Kritisch en respectvol
De zitting duurde een uur en drie kwartier. Zowel ikzelf als de klagers kregen pittige vragen. De voorzitter was kritisch en respectvol naar beide partijen. De cliënt was heel erg boos en was van tijd tot tijd vrij ongeremd zijn in gedrag en uitspraken. Zowel zijn woordkeus als het feit dat hij regelmatig naar het college toeliep om, in zijn ogen, extra bewijs op tafel te leggen, was voor de voorzitter lastig te beteugelen. Halverwege de zitting heeft ze hem dan ook een waarschuwing gegeven.
De vragen die werden gesteld gingen zowel over mijn handelswijze inhoudelijk als over de procedure. Ik heb bijna alles kunnen beantwoorden. Ik heb een aantal keer moeten zeggen dat ik een vraag niet kon beantwoorden omdat ik het niet meer wist. Het is te lang geleden.
Het voelt wel als een eerlijk proces
De advocate was tevreden, mijn collega zei dat ik er echt als mezelf gezeten had en de vragen op een rustige, professionele maar respectvolle wijze heb beantwoord. Na afloop was ik tevreden. Vanuit mijn studie ben ik opgevoed met de boodschap dat voor het tuchtrecht gedaagd worden het ergste is wat je kan overkomen. Dat beeld heeft zeker bijgedragen aan de stress die ik heb ervaren. Maar nu ik het ervaren heb, voelt het als een eerlijk proces. Ik heb de kans gekregen om mijn handelswijze uit te leggen en de procedures die wij intern volgen toe te lichten. Ik heb me moeten verantwoorden met betrekking tot mijn kennisniveau en de manier van rapporteren maar heb dit naar alle eerlijkheid toe kunnen lichten.

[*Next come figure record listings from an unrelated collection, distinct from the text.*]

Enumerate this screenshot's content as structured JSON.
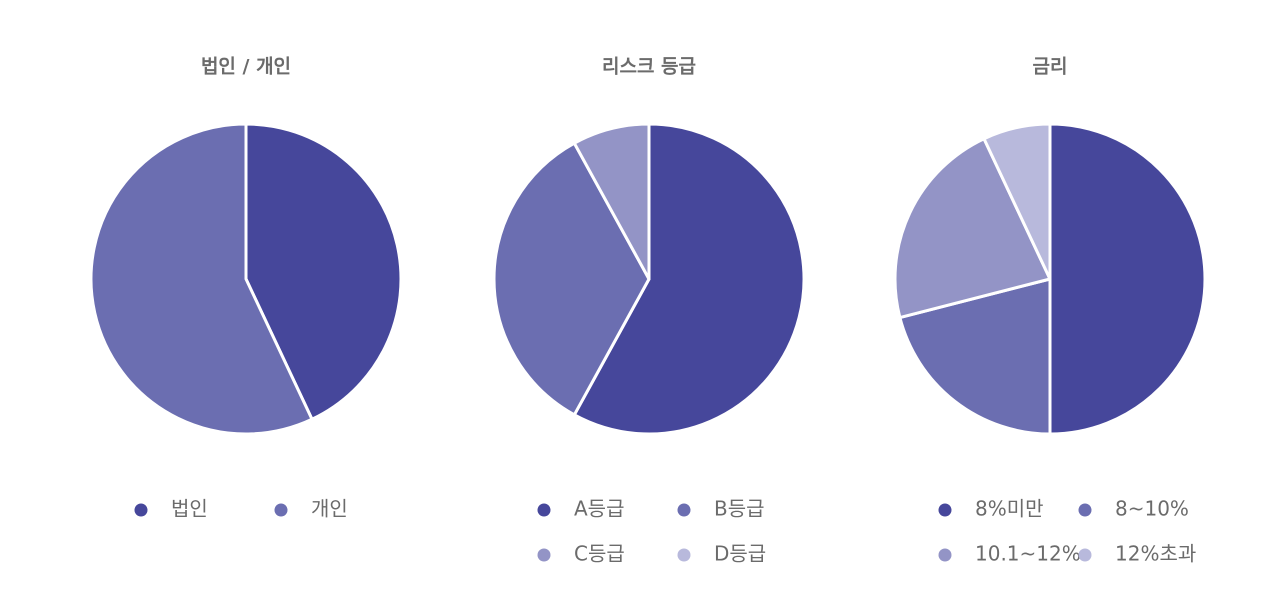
{
  "chart_data": [
    {
      "type": "pie",
      "title": "법인 / 개인",
      "categories": [
        "법인",
        "개인"
      ],
      "values": [
        43,
        57
      ],
      "colors": [
        "#46479b",
        "#6b6eb1"
      ]
    },
    {
      "type": "pie",
      "title": "리스크 등급",
      "categories": [
        "A등급",
        "B등급",
        "C등급",
        "D등급"
      ],
      "values": [
        58,
        34,
        8,
        0
      ],
      "colors": [
        "#46479b",
        "#6b6eb1",
        "#9394c6",
        "#b8b9dc"
      ]
    },
    {
      "type": "pie",
      "title": "금리",
      "categories": [
        "8%미만",
        "8~10%",
        "10.1~12%",
        "12%초과"
      ],
      "values": [
        50,
        21,
        22,
        7
      ],
      "colors": [
        "#46479b",
        "#6b6eb1",
        "#9394c6",
        "#b8b9dc"
      ]
    }
  ]
}
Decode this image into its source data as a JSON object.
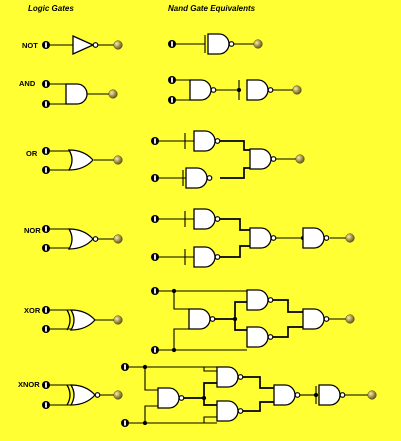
{
  "headers": {
    "left": "Logic Gates",
    "right": "Nand Gate Equivalents"
  },
  "rows": [
    {
      "label": "NOT"
    },
    {
      "label": "AND"
    },
    {
      "label": "OR"
    },
    {
      "label": "NOR"
    },
    {
      "label": "XOR"
    },
    {
      "label": "XNOR"
    }
  ],
  "colors": {
    "background": "#ffff33",
    "gate_fill": "#ffffff",
    "stroke": "#000000",
    "output_lamp": "#8a7b2e"
  }
}
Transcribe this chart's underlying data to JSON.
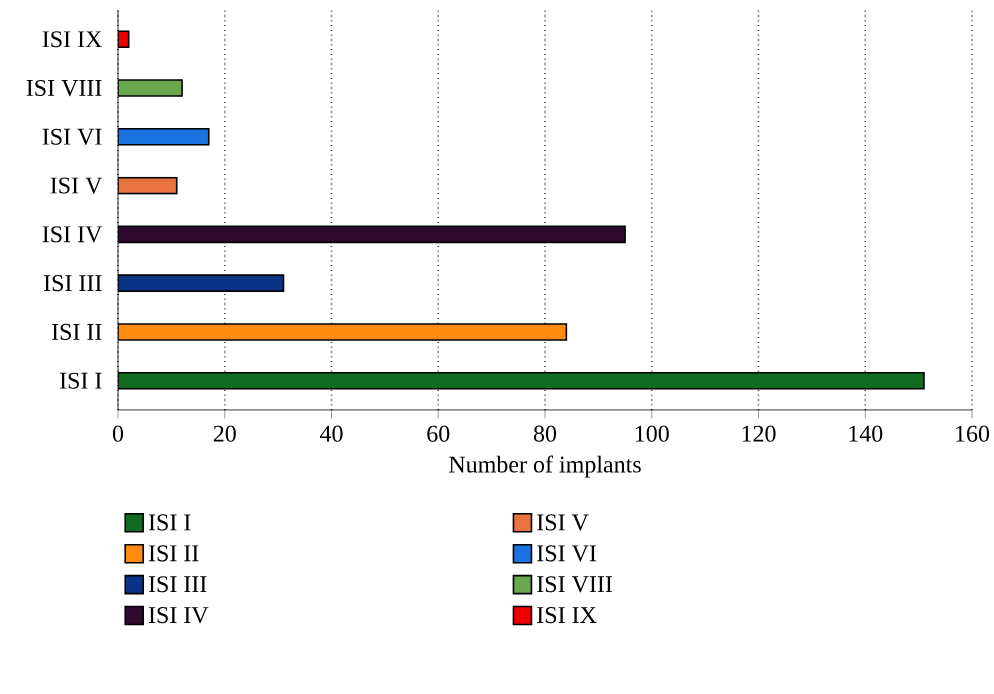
{
  "chart_data": {
    "type": "bar",
    "orientation": "horizontal",
    "categories": [
      "ISI IX",
      "ISI VIII",
      "ISI VI",
      "ISI V",
      "ISI IV",
      "ISI III",
      "ISI II",
      "ISI I"
    ],
    "series": [
      {
        "name": "ISI I",
        "color": "#0f6b1f",
        "values": [
          null,
          null,
          null,
          null,
          null,
          null,
          null,
          151
        ]
      },
      {
        "name": "ISI II",
        "color": "#ff8c10",
        "values": [
          null,
          null,
          null,
          null,
          null,
          null,
          84,
          null
        ]
      },
      {
        "name": "ISI III",
        "color": "#0a3387",
        "values": [
          null,
          null,
          null,
          null,
          null,
          31,
          null,
          null
        ]
      },
      {
        "name": "ISI IV",
        "color": "#2e0a2e",
        "values": [
          null,
          null,
          null,
          null,
          95,
          null,
          null,
          null
        ]
      },
      {
        "name": "ISI V",
        "color": "#e8733e",
        "values": [
          null,
          null,
          null,
          11,
          null,
          null,
          null,
          null
        ]
      },
      {
        "name": "ISI VI",
        "color": "#1a73e0",
        "values": [
          null,
          null,
          17,
          null,
          null,
          null,
          null,
          null
        ]
      },
      {
        "name": "ISI VIII",
        "color": "#6aa84f",
        "values": [
          null,
          12,
          null,
          null,
          null,
          null,
          null,
          null
        ]
      },
      {
        "name": "ISI IX",
        "color": "#ee0000",
        "values": [
          2,
          null,
          null,
          null,
          null,
          null,
          null,
          null
        ]
      }
    ],
    "xlabel": "Number of implants",
    "xlim": [
      0,
      160
    ],
    "xticks": [
      0,
      20,
      40,
      60,
      80,
      100,
      120,
      140,
      160
    ],
    "grid": "x",
    "legend": "bottom"
  }
}
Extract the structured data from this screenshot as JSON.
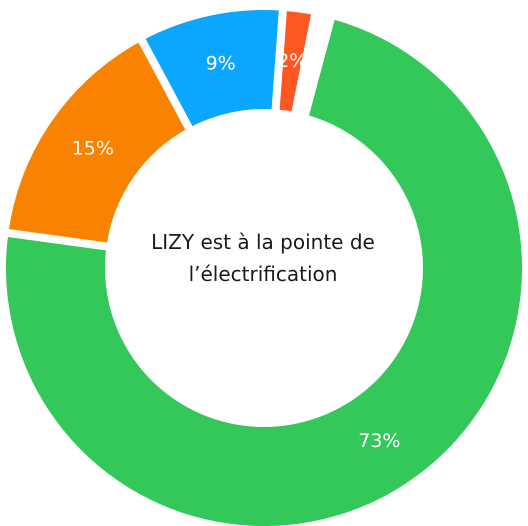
{
  "chart_data": {
    "type": "donut",
    "title": "LIZY est à la pointe de l’électrification",
    "values": [
      73,
      15,
      9,
      2
    ],
    "value_labels": [
      "73%",
      "15%",
      "9%",
      "2%"
    ],
    "colors": [
      "#34c759",
      "#f98200",
      "#0aa6ff",
      "#ff5722"
    ]
  }
}
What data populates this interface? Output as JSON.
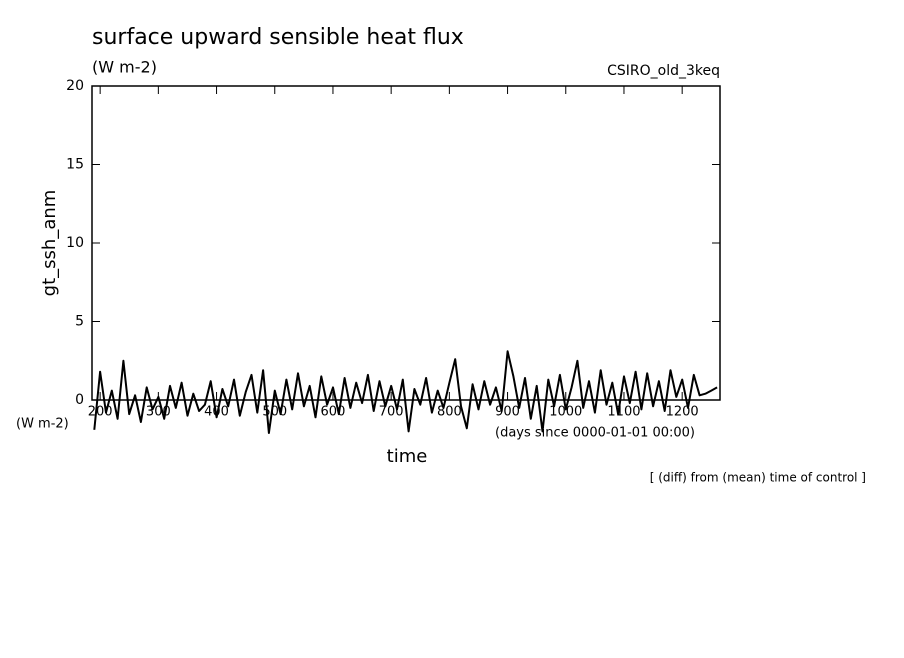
{
  "chart_data": {
    "type": "line",
    "title": "surface upward sensible heat flux",
    "subtitle": "(W m-2)",
    "annotation": "CSIRO_old_3keq",
    "y_label": "gt_ssh_anm",
    "x_label": "time",
    "x_unit": "(days since 0000-01-01 00:00)",
    "footnote": "[ (diff) from (mean) time of control ]",
    "x": [
      190,
      200,
      210,
      220,
      230,
      240,
      250,
      260,
      270,
      280,
      290,
      300,
      310,
      320,
      330,
      340,
      350,
      360,
      370,
      380,
      390,
      400,
      410,
      420,
      430,
      440,
      450,
      460,
      470,
      480,
      490,
      500,
      510,
      520,
      530,
      540,
      550,
      560,
      570,
      580,
      590,
      600,
      610,
      620,
      630,
      640,
      650,
      660,
      670,
      680,
      690,
      700,
      710,
      720,
      730,
      740,
      750,
      760,
      770,
      780,
      790,
      800,
      810,
      820,
      830,
      840,
      850,
      860,
      870,
      880,
      890,
      900,
      910,
      920,
      930,
      940,
      950,
      960,
      970,
      980,
      990,
      1000,
      1010,
      1020,
      1030,
      1040,
      1050,
      1060,
      1070,
      1080,
      1090,
      1100,
      1110,
      1120,
      1130,
      1140,
      1150,
      1160,
      1170,
      1180,
      1190,
      1200,
      1210,
      1220,
      1230,
      1240,
      1250,
      1260
    ],
    "series": [
      {
        "color": "#000000",
        "values": [
          -1.9,
          1.8,
          -0.8,
          0.6,
          -1.2,
          2.5,
          -0.9,
          0.3,
          -1.4,
          0.8,
          -0.6,
          0.2,
          -1.2,
          0.9,
          -0.5,
          1.1,
          -1.0,
          0.4,
          -0.7,
          -0.3,
          1.2,
          -1.1,
          0.7,
          -0.4,
          1.3,
          -1.0,
          0.5,
          1.6,
          -0.8,
          1.9,
          -2.1,
          0.6,
          -0.9,
          1.3,
          -0.6,
          1.7,
          -0.4,
          0.9,
          -1.1,
          1.5,
          -0.3,
          0.8,
          -0.9,
          1.4,
          -0.5,
          1.1,
          -0.2,
          1.6,
          -0.7,
          1.2,
          -0.4,
          0.9,
          -0.6,
          1.3,
          -2.0,
          0.7,
          -0.3,
          1.4,
          -0.8,
          0.6,
          -0.5,
          1.1,
          2.6,
          -0.4,
          -1.8,
          1.0,
          -0.6,
          1.2,
          -0.3,
          0.8,
          -0.7,
          3.1,
          1.5,
          -0.5,
          1.4,
          -1.2,
          0.9,
          -2.0,
          1.3,
          -0.4,
          1.6,
          -0.6,
          0.8,
          2.5,
          -0.5,
          1.2,
          -0.8,
          1.9,
          -0.3,
          1.1,
          -0.9,
          1.5,
          -0.2,
          1.8,
          -0.6,
          1.7,
          -0.4,
          1.2,
          -0.7,
          1.9,
          0.2,
          1.3,
          -0.5,
          1.6,
          0.3,
          0.4,
          0.6,
          0.8
        ]
      }
    ],
    "xlim": [
      186,
      1265
    ],
    "xticks": [
      200,
      300,
      400,
      500,
      600,
      700,
      800,
      900,
      1000,
      1100,
      1200
    ],
    "ylim": [
      0,
      20
    ],
    "yticks": [
      0,
      5,
      10,
      15,
      20
    ]
  }
}
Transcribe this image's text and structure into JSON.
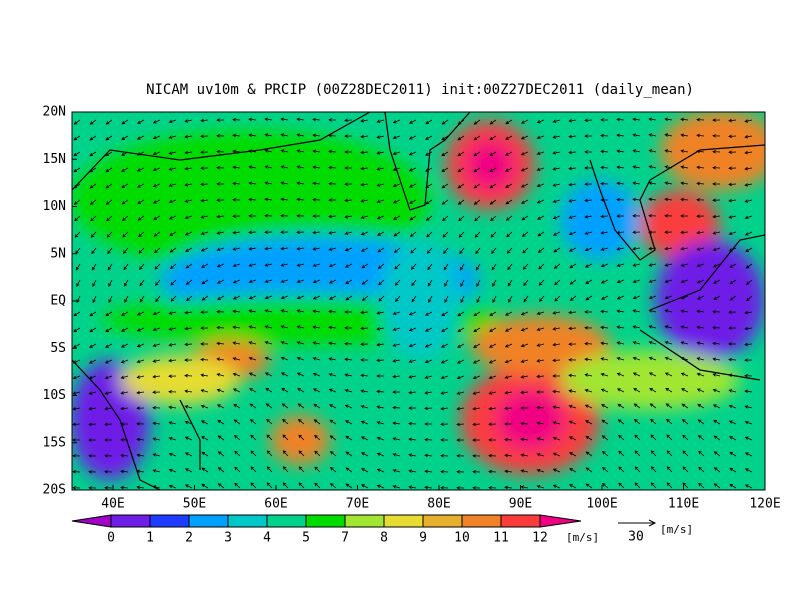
{
  "header": {
    "title": "NICAM uv10m & PRCIP (00Z28DEC2011) init:00Z27DEC2011 (daily_mean)"
  },
  "map": {
    "lon_labels": [
      "40E",
      "50E",
      "60E",
      "70E",
      "80E",
      "90E",
      "100E",
      "110E",
      "120E"
    ],
    "lat_labels": [
      "20N",
      "15N",
      "10N",
      "5N",
      "EQ",
      "5S",
      "10S",
      "15S",
      "20S"
    ]
  },
  "colorbar": {
    "labels": [
      "0",
      "1",
      "2",
      "3",
      "4",
      "5",
      "7",
      "8",
      "9",
      "10",
      "11",
      "12"
    ],
    "colors": [
      "#a000c8",
      "#6e1ee6",
      "#1e3cff",
      "#00a0ff",
      "#00c8c8",
      "#00d28c",
      "#00dc00",
      "#a0e632",
      "#e6dc32",
      "#e6af2d",
      "#f08228",
      "#fa3c3c",
      "#f00082"
    ],
    "unit": "[m/s]"
  },
  "reference_vector": {
    "magnitude": "30",
    "unit": "[m/s]"
  }
}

Iedereen kreeg de gelegenheid om een laatste woord te zeggen. Cliënt en zijn advocaat gaven in het
slotpleidooi aan dat ze niet wilden dat ik een sanctie kreeg of mijn baan zou verliezen maar dat ze zich gehoord willen voelen omdat ze niet tevreden zijn over de hulpverlening van Jeugdbescherming west. Dat wij hen vast als zeurende grootouders hebben ervaren maar dat ze zich zorgen maakten over hun kleinkind en het gevoel kregen dat ze niet gehoord werden. De voorzitter reageerde hierop dat zij dat best wilde geloven, maar dat het college daar niet over gaat. Ik heb als laatste aangegeven dat ik me kan voorstellen dat zij zich als grootouders niet gehoord hebben gevoeld. Dat ze een moeilijke positie bekleedden waarin ze wel de dagelijkse zorg over de kinderen hadden maar in veel van de (juridische) procedures geen inspraak hadden. Dat we ze inderdaad als kritische pleegouders hebben ervaren wat het soms lastig maakte voor ons maar dat wij ons altijd hebben gerealiseerd dat zij dit in belang van hun kleinkinderen deden. Of iets dergelijks….ik weet de precieze woorden niet meer.
Mijn advocate verwacht dat het ongegrond verklaard zal worden. Ik weet het niet. Nu is het acht weken afwachten tot de uitspraak…….
Marjolein, gedragswetenschapper Jeugdbescherming west
De namen in deze blog zijn gefingeerd.